Mais ce n’est pas pour autant que l’on ressent une profonde sympathie à l’égard des personnages — si l’on excepte quatre d’entre eux : le jeune garçon, le cousin handicapé, l’arrière-grand-mère, et surtout la jeune tante. La plupart des autres apparaissent comme profondément médiocres, perpétuant des modes de vie cruellement archaïques. Il suffit de voir comment le cousin mentalement handicapé est considéré comme une pure gêne, ou comment la pauvre jeune tante — dont les séquences sont de loin les plus touchantes du film — est réduite à se sacrifier pour compenser l’inconséquence et l'égoïsme de certains de ses proches.
Tout cela est filmé sous une forme contemplative (impression renforcée par des cadres fixes et une rareté des mouvements de caméra !), qui prend le temps de montrer le quotidien âpre de ces paysans à travers leurs plus petits gestes. Reste qu'il y a globalement un problème parsemant tout le long-métrage. Il ne réside pas tant la noirceur du propos que son manque de crédibilité humaine. Il est difficile d’adhérer à l’idée que, même dans un quotidien aussi rude, aucun des personnages ne parvienne jamais à arracher à l’existence ne serait-ce qu’un instant de joie — aussi furtif et illusoire soit-il. Et à force de n’aligner qu’une succession de tragédies, petites ou grandes, sans la moindre respiration, le film donne parfois l’impression que le réalisateur se complaît dans un certain misérabilisme. Ce faisant, pour moi, il affaiblit paradoxalement son propre réalisme.
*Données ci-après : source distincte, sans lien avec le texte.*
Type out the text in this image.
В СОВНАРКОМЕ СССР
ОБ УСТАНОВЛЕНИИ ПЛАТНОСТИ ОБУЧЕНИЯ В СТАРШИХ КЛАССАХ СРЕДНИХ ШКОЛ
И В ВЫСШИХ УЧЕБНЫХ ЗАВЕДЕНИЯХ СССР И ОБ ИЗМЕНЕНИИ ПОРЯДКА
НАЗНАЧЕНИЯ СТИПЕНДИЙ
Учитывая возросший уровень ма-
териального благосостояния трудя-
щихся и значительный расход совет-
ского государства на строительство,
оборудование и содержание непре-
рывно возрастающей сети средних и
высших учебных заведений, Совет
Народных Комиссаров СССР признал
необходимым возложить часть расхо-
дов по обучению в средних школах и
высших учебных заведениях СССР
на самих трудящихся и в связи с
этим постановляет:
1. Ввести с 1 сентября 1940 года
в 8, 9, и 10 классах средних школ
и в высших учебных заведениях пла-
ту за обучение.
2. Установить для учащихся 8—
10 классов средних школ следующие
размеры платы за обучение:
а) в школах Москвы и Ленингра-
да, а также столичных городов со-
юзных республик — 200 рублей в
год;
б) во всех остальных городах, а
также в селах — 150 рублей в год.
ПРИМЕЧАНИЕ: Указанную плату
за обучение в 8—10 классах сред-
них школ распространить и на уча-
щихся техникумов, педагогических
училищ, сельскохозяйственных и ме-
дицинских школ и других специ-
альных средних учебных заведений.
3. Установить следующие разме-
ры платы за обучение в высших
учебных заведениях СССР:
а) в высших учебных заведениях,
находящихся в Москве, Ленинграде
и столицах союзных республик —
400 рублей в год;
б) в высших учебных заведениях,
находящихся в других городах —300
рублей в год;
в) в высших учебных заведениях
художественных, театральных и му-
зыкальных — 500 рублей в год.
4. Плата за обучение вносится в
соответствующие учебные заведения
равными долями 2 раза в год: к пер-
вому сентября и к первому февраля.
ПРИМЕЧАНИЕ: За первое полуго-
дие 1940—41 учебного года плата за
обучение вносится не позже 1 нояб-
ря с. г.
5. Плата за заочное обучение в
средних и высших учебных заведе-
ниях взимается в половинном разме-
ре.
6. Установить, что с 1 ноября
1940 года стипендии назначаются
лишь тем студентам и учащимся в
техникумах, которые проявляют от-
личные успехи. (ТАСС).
Pour conclure, avec Le Temps des moissons, le réalisateur Huo Meng dresse un tableau implacable d’un monde rural abandonné, broyé à la fois par la tradition, la misère et l’appareil étatique, et le fait avec un remarquable sens du détail indéniable. Mais à force de ne voir dans ses personnages que des corps qui souffrent et des existences qui ploient, le film finit par perdre ce qui aurait pu lui donner une véritable épaisseur humaine : la capacité, même minimale, de ses figures à résister au réel par un éclat de vie... je ne sais pas, par un espoir, même illusoire, par un petit éclat de rire de rien du tout. Bref, en refusant obstinément la plus fugitive éclaircie, le cinéaste transforme peu à peu le réalisme en démonstration. Il en résulte une œuvre certes cohérente, mais dont la noirceur et le pessimisme constants, loin de renforcer l’émotion, finissent au contraire par l'émousser. C'est un bon film, avec des belles qualités particulièrement dignes d'éloges, mais il lui manque ce petit quelque chose pour atteindre la pleine justesse.